Но ответ, опять же с помощью «карлика», пришел тут же.
– Как – что? – не без ехидства сказала Лиза. – Я думала, вы по-латыни понимаете, раз на входе в ваш пентхауз латинский лозунг висит.
– А вы знаете латынь? – все больше оживал олигарх.
– Естественно, – пожала плечами Лиза.
Олигарх ей, кажется, не поверил:
– И что написано на входе?
Лиза со знанием дела отвечала:
– Это – цитата из Сервия ( господи, кто ж он такой, этот Сервий?! ): «У каждого места свой гений». Это, наверное, про вас.
– Наверное, – ухмыльнулся олигарх. – А сейчас что вы сказали?

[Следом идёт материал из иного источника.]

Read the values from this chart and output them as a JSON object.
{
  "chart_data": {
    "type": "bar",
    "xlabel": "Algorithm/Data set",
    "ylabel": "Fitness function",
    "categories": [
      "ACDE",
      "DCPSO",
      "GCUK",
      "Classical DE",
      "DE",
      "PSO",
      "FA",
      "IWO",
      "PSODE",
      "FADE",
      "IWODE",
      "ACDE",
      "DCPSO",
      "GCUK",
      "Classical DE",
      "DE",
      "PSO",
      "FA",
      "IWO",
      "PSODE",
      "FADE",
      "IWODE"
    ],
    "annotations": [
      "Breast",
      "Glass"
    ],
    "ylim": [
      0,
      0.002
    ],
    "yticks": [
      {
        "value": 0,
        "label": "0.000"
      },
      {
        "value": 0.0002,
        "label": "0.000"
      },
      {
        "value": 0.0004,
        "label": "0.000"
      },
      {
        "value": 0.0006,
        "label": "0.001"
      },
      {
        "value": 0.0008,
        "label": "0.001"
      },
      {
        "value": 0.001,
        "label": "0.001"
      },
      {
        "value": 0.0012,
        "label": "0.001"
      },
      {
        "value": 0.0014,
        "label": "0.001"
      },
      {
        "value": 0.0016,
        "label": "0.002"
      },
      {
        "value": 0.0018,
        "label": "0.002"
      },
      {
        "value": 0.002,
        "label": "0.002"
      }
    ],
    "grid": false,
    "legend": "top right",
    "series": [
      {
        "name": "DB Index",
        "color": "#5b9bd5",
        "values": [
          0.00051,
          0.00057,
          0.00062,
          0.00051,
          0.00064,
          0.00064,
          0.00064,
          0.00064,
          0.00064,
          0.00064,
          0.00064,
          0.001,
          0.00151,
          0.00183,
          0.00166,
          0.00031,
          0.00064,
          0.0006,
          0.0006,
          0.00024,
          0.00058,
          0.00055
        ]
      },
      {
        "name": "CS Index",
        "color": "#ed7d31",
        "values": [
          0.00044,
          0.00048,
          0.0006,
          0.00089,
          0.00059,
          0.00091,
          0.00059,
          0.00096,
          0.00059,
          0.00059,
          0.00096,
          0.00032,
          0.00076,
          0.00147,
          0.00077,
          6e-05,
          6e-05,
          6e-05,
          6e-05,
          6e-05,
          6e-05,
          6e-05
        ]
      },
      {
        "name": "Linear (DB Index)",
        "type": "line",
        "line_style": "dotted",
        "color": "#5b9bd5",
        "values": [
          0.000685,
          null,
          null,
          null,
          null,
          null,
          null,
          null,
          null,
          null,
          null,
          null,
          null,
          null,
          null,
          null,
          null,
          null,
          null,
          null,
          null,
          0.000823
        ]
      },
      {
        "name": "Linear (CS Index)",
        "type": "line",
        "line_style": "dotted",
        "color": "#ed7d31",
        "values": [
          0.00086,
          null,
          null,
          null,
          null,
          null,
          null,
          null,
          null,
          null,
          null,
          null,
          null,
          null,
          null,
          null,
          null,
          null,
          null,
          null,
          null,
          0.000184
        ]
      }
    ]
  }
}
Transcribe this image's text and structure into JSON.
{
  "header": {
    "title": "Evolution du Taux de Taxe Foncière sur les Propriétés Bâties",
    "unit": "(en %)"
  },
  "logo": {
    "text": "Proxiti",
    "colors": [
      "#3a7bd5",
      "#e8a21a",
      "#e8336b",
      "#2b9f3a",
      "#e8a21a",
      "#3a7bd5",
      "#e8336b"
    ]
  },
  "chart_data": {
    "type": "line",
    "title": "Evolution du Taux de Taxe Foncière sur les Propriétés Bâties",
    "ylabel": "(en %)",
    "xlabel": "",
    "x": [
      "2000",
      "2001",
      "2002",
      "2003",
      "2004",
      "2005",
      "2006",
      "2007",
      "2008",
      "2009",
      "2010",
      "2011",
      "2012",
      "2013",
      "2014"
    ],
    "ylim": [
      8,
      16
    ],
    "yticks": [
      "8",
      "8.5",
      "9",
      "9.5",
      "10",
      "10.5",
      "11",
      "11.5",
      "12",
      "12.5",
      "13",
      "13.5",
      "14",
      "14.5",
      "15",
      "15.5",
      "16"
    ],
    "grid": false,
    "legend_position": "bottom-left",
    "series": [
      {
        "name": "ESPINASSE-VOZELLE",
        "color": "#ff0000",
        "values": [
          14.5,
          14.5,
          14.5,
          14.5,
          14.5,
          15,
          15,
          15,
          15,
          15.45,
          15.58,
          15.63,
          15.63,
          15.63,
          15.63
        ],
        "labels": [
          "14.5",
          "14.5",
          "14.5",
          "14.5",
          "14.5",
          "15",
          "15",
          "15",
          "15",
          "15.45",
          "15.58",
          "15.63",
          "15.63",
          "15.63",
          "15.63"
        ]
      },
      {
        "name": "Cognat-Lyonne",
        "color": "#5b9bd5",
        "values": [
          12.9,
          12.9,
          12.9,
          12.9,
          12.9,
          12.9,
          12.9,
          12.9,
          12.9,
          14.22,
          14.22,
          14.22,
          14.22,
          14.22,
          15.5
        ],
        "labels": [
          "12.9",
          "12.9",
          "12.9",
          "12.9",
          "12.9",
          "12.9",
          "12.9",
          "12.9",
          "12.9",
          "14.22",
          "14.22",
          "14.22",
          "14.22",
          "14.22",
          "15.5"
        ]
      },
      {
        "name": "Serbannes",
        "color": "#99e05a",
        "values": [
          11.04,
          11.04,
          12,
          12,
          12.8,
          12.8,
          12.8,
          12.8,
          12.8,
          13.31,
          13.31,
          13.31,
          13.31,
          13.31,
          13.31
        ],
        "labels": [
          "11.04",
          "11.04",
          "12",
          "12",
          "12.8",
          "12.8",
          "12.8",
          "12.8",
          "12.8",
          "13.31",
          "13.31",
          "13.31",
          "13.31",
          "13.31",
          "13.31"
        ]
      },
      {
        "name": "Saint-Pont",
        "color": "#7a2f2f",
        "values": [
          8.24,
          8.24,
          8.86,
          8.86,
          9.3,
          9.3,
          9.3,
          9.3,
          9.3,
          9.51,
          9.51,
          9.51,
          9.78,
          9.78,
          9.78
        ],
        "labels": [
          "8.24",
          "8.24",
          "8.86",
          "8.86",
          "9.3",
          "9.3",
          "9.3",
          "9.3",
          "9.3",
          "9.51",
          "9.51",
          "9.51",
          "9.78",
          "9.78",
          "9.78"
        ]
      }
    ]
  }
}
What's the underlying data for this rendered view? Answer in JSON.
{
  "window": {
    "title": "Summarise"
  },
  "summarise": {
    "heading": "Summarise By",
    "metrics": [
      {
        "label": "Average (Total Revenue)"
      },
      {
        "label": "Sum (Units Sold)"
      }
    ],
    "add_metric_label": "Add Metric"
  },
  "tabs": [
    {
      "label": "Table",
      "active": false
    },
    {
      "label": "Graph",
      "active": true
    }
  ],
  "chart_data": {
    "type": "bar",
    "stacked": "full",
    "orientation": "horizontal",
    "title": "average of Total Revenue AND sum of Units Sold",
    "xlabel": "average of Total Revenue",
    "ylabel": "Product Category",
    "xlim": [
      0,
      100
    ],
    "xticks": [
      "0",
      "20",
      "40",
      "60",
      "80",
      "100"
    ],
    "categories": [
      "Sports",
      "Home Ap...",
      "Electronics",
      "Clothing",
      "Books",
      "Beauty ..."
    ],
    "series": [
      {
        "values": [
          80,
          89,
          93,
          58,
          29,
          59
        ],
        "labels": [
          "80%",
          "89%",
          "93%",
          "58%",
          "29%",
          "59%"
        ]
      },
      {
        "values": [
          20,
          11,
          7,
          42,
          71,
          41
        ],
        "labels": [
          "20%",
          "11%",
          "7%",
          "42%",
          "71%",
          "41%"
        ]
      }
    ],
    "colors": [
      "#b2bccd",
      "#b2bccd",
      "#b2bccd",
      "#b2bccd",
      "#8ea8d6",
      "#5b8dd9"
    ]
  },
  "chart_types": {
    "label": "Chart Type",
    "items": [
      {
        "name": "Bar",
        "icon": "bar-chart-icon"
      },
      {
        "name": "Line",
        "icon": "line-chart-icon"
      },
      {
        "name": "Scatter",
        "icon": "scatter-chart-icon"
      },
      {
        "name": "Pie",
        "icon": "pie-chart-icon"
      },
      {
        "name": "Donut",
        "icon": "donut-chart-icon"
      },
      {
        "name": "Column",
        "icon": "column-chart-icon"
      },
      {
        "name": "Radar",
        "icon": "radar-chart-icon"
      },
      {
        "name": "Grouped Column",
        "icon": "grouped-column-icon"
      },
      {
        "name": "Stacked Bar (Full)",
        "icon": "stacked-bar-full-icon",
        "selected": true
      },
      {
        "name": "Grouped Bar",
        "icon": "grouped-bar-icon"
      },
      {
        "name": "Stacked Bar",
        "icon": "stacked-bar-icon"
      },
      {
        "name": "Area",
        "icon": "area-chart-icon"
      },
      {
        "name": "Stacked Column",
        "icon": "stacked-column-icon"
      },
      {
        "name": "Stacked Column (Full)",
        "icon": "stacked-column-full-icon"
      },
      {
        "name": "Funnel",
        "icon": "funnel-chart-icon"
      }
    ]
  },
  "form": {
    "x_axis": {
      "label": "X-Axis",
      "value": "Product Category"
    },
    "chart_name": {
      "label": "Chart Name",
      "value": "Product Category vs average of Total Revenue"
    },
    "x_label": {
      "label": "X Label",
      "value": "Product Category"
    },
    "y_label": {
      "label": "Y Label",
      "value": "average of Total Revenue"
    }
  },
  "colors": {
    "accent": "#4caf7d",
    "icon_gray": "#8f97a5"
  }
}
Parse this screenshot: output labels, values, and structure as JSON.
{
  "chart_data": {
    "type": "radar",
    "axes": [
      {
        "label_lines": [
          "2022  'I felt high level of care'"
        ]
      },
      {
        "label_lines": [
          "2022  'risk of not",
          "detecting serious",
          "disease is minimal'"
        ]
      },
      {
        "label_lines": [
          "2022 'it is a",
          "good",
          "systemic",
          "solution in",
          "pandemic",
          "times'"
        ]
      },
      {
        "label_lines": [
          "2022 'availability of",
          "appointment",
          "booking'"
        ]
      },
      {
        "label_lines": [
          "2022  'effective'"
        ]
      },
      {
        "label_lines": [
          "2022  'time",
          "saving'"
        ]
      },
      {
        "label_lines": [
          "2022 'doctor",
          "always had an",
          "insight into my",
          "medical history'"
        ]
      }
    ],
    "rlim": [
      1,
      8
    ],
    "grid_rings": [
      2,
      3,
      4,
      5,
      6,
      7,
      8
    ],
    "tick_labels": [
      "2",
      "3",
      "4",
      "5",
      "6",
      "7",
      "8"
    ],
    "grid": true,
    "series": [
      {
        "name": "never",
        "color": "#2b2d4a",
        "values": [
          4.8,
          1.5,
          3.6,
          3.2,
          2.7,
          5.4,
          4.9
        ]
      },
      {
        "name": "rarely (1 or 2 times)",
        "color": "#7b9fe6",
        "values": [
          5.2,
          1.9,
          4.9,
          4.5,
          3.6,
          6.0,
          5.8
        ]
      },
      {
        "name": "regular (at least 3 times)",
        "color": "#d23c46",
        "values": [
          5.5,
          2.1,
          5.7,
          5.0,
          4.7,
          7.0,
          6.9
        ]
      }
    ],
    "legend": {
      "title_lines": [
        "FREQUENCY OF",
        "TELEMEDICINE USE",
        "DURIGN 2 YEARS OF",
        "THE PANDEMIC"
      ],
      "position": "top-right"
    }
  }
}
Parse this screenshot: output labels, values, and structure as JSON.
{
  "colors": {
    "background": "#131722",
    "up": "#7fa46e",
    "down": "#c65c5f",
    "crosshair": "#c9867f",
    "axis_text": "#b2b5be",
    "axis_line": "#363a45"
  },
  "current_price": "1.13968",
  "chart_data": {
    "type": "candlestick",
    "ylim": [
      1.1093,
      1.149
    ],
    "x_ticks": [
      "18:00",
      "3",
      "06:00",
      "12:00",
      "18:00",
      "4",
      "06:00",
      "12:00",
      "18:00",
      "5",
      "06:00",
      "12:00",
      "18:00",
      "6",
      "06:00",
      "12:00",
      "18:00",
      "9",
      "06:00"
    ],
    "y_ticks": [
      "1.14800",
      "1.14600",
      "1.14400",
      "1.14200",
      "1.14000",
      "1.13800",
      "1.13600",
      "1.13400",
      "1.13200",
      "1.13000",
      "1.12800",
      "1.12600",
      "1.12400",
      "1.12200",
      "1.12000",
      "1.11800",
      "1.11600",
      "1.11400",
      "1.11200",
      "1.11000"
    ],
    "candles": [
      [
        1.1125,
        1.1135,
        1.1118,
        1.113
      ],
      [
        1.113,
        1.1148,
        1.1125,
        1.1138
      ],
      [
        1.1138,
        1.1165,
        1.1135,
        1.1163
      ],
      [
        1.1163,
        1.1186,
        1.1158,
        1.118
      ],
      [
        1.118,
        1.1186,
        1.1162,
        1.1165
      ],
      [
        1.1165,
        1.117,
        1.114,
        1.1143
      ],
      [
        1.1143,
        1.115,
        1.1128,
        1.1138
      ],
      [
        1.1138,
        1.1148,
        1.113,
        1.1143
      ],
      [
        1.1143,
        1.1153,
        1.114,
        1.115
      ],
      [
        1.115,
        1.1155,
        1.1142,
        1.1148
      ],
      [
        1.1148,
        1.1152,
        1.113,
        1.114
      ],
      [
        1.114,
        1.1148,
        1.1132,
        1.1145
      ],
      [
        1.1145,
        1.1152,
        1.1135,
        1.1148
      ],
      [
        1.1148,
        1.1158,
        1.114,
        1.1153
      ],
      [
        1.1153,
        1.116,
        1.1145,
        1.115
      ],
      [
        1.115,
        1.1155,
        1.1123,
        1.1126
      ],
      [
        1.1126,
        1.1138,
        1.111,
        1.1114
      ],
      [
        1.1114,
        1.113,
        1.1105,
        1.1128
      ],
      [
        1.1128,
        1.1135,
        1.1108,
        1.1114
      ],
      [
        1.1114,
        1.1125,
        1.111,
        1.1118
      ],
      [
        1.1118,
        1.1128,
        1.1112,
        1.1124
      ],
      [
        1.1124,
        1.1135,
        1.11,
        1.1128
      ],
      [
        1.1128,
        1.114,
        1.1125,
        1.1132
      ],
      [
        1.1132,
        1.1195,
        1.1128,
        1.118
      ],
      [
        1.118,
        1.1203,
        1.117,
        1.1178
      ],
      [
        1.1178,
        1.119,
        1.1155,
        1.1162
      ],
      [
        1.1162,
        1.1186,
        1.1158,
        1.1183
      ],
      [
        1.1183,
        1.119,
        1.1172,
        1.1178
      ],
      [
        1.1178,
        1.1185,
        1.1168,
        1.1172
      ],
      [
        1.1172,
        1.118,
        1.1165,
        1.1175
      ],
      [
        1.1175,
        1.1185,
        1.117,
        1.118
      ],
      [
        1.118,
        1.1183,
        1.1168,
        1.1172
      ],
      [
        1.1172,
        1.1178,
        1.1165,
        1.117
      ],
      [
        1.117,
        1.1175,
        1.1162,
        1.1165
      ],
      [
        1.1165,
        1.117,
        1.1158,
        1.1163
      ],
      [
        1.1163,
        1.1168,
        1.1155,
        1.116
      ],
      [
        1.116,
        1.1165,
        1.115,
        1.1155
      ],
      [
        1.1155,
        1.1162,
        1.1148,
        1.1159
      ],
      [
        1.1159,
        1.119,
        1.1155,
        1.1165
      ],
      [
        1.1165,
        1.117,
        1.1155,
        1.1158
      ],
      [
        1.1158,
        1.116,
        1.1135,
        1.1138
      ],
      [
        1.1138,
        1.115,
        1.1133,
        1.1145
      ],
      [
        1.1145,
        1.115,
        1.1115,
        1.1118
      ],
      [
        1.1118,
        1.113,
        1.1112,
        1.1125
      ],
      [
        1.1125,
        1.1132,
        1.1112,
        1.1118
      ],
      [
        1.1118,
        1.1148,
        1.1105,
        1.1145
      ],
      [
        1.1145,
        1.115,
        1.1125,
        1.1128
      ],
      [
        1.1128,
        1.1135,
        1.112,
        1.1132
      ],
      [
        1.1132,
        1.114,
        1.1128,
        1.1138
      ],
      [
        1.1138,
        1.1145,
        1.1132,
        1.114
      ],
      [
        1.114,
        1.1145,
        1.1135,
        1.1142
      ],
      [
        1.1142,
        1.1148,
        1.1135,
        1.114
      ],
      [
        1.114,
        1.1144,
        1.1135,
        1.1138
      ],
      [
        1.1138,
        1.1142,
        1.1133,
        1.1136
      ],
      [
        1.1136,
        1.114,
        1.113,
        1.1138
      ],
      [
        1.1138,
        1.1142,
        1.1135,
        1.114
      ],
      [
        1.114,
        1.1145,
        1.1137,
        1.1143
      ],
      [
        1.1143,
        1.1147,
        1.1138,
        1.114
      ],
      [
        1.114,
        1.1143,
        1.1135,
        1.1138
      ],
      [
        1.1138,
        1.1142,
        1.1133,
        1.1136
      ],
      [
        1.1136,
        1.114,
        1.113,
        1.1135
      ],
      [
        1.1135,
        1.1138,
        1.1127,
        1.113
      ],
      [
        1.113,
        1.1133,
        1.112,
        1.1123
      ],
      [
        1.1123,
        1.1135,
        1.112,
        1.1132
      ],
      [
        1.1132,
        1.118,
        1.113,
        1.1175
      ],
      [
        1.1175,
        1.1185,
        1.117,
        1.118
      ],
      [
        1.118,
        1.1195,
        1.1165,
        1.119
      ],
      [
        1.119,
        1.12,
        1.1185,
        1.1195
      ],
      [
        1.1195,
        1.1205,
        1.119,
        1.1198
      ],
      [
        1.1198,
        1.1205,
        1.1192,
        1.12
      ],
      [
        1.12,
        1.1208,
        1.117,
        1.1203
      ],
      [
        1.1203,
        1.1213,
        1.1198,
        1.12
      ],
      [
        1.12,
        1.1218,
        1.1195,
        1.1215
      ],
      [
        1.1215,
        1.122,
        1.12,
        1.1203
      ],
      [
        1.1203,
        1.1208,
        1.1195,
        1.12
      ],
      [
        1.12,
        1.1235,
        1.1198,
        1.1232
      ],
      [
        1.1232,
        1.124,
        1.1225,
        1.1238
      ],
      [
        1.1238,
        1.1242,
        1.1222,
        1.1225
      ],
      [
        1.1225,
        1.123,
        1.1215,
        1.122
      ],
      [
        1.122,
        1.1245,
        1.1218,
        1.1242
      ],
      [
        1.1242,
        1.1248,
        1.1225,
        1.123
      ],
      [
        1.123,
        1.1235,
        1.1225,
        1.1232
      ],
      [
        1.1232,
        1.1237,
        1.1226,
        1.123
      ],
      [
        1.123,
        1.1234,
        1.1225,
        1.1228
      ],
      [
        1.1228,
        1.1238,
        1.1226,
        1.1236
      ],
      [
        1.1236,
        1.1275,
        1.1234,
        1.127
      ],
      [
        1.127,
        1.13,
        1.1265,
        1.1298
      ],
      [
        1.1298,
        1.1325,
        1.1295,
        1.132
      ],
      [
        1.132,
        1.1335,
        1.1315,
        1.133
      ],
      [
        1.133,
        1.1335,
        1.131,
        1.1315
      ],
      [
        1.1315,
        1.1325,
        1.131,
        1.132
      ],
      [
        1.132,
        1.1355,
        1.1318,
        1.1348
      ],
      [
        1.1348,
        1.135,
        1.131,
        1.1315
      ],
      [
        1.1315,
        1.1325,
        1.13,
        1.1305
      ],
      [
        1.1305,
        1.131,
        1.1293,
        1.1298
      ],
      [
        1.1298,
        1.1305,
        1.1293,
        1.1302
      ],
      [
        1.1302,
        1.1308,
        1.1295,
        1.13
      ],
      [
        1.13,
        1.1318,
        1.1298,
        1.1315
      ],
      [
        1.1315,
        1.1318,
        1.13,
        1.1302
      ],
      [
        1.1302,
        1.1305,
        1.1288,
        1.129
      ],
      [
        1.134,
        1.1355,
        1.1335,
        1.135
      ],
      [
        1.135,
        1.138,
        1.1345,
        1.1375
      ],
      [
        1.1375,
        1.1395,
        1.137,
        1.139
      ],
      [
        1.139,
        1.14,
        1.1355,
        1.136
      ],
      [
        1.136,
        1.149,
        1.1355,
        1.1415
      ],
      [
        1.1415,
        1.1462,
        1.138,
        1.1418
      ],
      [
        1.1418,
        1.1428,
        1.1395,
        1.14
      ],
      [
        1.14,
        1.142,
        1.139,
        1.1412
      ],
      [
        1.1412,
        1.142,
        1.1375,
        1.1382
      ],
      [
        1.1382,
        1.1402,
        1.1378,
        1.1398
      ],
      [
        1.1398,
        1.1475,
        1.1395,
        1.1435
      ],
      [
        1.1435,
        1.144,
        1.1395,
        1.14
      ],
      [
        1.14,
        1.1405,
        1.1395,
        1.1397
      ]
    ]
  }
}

– Я подумала, что к вашей книге можно было бы дать эпиграф из Теренция: «Нет ничего сказанного, что не было бы сказано раньше» .
Ничего себе ее «карлик» дает! То Сервия ей цитирует, то Теренция – что это, интересно, за перцы? Явно древнеримские – но кто конкретно? Продолжение фразы Лиза добавила уже лично от себя:
– Я имею в виду, что ваша книга – это гениальная компиляция. То, о чем вы пишете в «Уметь и сметь», – давно известно. Но вы очень талантливо все скомпоновали. К тому же ваша фамилия на обложке деловой книги – как знак качества. Именно поэтому мы и хотели отрецензировать вашу книгу в одном из ближайших номеров.
– Интересная ты девушка, – покачал головой олигарх.
Он снова полуприкрыл глаза: делает вид, что устал и сейчас уснет, но тут даже ведьмой быть не надо, чтобы понять: «сонная маска», которую нацепил на себя Макеев, – это всего лишь игра. Мигрень у сильных мира сего, конечно, бывает, и не высыпаются они, и устают, – только все равно и надеяться нечего обдурить магната, потому что он вроде сонный.
По крайней мере Лизе обмануть Макеева не удалось. Он посмотрел ей в глаза – нарочито ленивым, сонным взглядом – и спросил:
– Ну, и зачем тебе это надо?
«Может, мне тоже ему «тыкать» начать? А что, он ненамного меня старше… Нет, язык не поворачивается: все-таки олигарх!»